Economist and professor Eduardo Levy Yeyati discusses the impact of the Covid-19 pandemic and gives his view on the government’s measures to tackle the spread of the virus in Argentina.
With more than 1,800 confirmed cases in the country to date, the coronavirus pandemic has prompted an unprecedented nationwide shutdown that has seen Argentina’s economy grind to a near-halt.
The shutdown, ordered by President Alberto Fernández in a bid to halt the spread of the virus, is expected to come at a heavy price, with GDP expected to contract by as high as six percent this year, according to some experts. Such a development would have across-the-board implications for many sectors and delay any recovery for the country, which has been in recession for two years.
The outbreak arrived at what was already a difficult moment for the Fernández administration, which is grappling with a debt restructuring process that has left Argentina on the verge of a new sovereign default. A formal offer for foreign creditors is imminent, while payments for local creditors have been pushed back until next year.
Eduardo Levy Yeyati, a founding partner of the Elypsis consultancy firm and dean of the School of Government at the Di Tella University in Buenos Aires, tells the Times about the impact the crisis has had to date – and explains why the real costs of the crisis are yet to be seen.
Economic expectations for Argentina this year were already negative before the coronavirus pandemic arrived. Now, with numerous productive sectors on hold, and with a further economic contraction expected, what can Argentina aspire to within this new context?
It is still too early to tell. Our first, already three-weeks old projection assumed the economic impact of the lockdown to be about three percent of GDP, but losses would be larger if the lockdown is extended, as it seems to be the case. A five to six percent contraction in GDP this year is a realistic base case.
The government took a series of measures to promote the sectors most affected by the quarantine and reduce the effects of the coronavirus. What did you think of them?
The measures are a mixed bag. Some of them, such as the subsidised investment and construction loans, are Keynesian in nature and have limited impact during a lockdown that severely restricts activity, although they may be useful to speed up the recovery the day after. Labour and income protection measures make more sense, although the instruments are biased. For example, employment subsidies (REPROs] and unemployment insurance benefit formal salaried workers, but leave out independent and informal workers. Subsidised loans go to the 10 percent of mostly large companies with a credit track record, leaving the majority of SMEs unattended. Cash transfers [IFE] are a natural way to place an income floor for low-income households.
Various productive sectors have called on the government to lift the quarantine as soon as possible, or at least make it more flexible, a debate that the government took as health versus the economy. Such debates have also been replicated in other countries in the region. Should quarantine be further segmented and extended?
It will be segmented de facto, because a full lockdown has economic losses that also grow exponentially, and these could easily translate into human losses over time. The dilemma is not between health and the economy, but rather between lives and lives.
The government may be tempted to extend the lockdown for two reasons: the first one is uncertainty about the probability of another peak down the road – the dilemma here would be between a lockdown today or tomorrow, particularly since Argentina seems to be behind the curve in terms of the State’s capacity to face a peak and to control the virus under a [social] distancing approach; the second reason is political – if the lockdown was lifted, the health impact would be attributed to the government. The blame for the economic consequences of the quarantine is more diffuse.
The lockdown forced a transition to remote work for many Argentine companies, in many cases by force as people had to stay at home. Will everything that has happened speed up the expansion of this way of working in the country?
I think that after the quarantine everybody would like to go back to the office. Over time though, there may be a change in the mix between office and home in activities where the online mode proved to work well.
I also expect the remote technology and connectivity to improve, based on the lessons from this massive dress rehearsal.

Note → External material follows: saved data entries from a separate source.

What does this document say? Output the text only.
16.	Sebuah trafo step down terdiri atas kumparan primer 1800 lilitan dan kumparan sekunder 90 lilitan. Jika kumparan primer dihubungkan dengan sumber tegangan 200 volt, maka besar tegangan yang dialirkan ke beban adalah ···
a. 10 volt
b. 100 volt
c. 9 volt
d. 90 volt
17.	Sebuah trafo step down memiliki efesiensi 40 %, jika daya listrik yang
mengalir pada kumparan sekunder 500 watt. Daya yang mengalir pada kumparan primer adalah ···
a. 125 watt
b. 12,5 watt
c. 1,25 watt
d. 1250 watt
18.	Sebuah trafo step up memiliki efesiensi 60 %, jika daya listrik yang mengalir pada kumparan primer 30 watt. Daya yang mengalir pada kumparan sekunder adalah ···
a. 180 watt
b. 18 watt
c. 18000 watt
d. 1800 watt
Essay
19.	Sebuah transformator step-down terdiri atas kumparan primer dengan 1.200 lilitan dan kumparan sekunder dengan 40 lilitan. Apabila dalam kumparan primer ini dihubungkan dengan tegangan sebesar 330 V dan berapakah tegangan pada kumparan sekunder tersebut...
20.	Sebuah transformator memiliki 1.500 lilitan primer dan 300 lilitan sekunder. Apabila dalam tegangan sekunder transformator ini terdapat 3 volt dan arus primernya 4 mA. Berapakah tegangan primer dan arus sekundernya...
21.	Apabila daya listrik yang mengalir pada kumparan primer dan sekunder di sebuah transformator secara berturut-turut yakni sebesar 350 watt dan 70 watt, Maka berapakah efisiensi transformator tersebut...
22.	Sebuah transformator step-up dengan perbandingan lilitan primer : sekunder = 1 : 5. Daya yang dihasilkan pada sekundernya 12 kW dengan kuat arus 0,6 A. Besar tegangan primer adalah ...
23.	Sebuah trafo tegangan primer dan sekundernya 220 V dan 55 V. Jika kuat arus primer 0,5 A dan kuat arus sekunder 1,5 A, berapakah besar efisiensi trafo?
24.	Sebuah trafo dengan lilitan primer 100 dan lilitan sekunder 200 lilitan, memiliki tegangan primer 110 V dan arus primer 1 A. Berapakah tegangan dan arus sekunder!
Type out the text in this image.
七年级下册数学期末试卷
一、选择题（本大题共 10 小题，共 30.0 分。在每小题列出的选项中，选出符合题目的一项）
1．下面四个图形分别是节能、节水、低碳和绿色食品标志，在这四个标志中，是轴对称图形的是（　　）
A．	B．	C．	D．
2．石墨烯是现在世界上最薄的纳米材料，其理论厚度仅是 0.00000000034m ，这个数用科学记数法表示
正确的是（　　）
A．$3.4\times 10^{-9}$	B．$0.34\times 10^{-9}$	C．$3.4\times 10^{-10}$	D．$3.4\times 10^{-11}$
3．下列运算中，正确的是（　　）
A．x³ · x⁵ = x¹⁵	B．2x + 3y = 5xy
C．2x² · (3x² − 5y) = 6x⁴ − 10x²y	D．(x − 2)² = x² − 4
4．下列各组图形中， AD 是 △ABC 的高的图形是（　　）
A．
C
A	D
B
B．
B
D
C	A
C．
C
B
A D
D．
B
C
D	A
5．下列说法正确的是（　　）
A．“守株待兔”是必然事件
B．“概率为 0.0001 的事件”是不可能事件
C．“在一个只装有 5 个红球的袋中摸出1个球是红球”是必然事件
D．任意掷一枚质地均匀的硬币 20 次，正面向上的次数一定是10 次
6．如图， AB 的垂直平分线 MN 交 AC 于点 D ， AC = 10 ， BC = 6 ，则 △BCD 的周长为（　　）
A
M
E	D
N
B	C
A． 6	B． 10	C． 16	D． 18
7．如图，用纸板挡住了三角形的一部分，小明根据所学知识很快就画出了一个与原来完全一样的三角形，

The coronavirus arrived a few months after Alberto Fernández took office, acting mostly aligned with opposition forces in the face of the crisis. What does this crisis mean politically for the government?
A crisis of this magnitude is a two-sided knife. On the one hand, it presents a unified external threat that helps whoever is in charge to gather broad support – something that Fernández is profiting from and this is showing in the polls. On the other hand, it leaves a sour aftertaste; there are no magic bullets, the economy will suffer, and we are only just starting to perceive those costs just now. [Winston] Churchill won the war but not the election.
At the same time, the government is also continuing negotiations with foreign creditors, with a formal offer expected in the coming weeks. What expectations do you have regarding this process and the characteristics of the offer?
I expect the offer to follow the guidelines expressed by [Economy] Minister [Martín] Guzmán in the past few weeks.
I believe it will be difficult, in the current context, to define a financial programme and design an offer that meets both the minister’s and the creditors’ demands. Because of that, I think the best realistic option to avoid a default would be a standstill-like agreement to postpone the servicing of debt for a few years, with the view to a future restructuring when there is more clarity about the economic context and what the country can afford to pay.
If the first offer fails, this standstill would be a reasonable second-best [option].